Principle #2: The Analogy of Faith or Scripture Interprets Scripture
The second principle is that Scripture interprets Scripture, the less clear passages are interpreted in light of the more clear passages, the New Testament is the best interpreter of the Old Testament. This is what is called the analogy of faith principle.[iv] Scripture is the authoritative interpreter of itself. What many of the authors of the New Testament are doing is interpreting the Old Testament for us, that is, they are telling us how it should be understood. For example, the book of Hebrews interprets the Old Covenant sacrificial system for us and tells how it should be understood in light of the Person and Work of Christ. We should take our cues in interpreting Scripture from the Holy-Spirit-inspired authors of the Biblical texts themselves.
Principle #3: Different Genres of Literature Have Different Interpretive Rules
This may seem complicated, but it really isn’t. We follow this principle all the time. Poetry and historical narrative are different genres of literature and they have different interpretive principles. Poetry uses a lot of figurative and vivid language that isn’t necessarily intended to be taken in a literal manner. Historical narrative reflects actual events and doesn’t use figurative language in general. One wouldn’t want to interpret poetry as if it was historical narrative, nor historical narrative as if it’s poetry. It wouldn’t make much sense to us at all.

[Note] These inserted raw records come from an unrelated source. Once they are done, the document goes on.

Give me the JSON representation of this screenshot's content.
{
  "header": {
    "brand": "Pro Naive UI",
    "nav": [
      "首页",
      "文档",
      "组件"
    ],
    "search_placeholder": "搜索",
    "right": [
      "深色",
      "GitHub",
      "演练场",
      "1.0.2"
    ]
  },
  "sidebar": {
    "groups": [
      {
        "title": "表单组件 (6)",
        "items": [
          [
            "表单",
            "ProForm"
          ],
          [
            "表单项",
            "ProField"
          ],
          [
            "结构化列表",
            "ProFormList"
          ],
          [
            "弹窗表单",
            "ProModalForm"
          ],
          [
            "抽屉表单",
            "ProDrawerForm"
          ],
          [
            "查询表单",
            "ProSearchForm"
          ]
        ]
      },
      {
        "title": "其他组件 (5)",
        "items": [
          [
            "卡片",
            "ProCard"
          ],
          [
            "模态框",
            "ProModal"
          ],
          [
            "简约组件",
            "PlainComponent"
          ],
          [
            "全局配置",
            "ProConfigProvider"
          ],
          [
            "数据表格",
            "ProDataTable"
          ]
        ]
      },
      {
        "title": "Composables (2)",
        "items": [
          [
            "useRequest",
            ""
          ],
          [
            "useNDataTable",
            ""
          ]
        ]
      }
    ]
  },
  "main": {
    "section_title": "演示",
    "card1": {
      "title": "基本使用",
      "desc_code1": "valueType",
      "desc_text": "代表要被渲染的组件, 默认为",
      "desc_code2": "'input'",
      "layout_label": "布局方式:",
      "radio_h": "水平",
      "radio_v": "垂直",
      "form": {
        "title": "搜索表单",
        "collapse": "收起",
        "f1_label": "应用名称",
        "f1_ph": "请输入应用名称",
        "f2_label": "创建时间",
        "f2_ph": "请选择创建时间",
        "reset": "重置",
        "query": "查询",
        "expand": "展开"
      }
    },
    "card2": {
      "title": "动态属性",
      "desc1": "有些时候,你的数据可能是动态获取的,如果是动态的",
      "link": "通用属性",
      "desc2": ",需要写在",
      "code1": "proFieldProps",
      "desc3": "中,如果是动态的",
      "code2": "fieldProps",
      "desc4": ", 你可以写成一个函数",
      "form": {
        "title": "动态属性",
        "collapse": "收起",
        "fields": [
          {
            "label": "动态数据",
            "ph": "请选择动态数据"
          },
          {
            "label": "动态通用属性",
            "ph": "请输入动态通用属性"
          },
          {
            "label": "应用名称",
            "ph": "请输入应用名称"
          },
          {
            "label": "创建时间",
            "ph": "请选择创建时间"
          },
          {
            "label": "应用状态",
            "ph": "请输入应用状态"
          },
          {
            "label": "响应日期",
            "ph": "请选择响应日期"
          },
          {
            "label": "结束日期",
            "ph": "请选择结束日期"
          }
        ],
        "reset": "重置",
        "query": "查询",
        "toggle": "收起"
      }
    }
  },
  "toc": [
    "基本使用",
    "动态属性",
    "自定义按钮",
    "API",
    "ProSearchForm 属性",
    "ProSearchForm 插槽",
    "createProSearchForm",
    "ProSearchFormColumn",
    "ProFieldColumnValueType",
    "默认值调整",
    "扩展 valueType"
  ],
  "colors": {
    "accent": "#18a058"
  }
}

The same is true when it comes to Scripture. We find historical literature, poetry, wisdom literature, prophecy, apocalyptic literature, etc. in Scripture. They have their own interpretive principles and keeping those in mind will help us understand and make sense of what Scripture is saying.
Principle #4: Context, context, context
This is said many, many times but it is extremely important. Just as you wouldn’t want someone to take your words out of context (because they would be misrepresenting you and twisting your words), so we don’t want to take the biblical author’s words out the context that they were placed in. When we do this we misrepresent and twist the words of Scripture. Many errors in eschatology (and other areas of biblical interpretation) come from not paying close enough attention to context.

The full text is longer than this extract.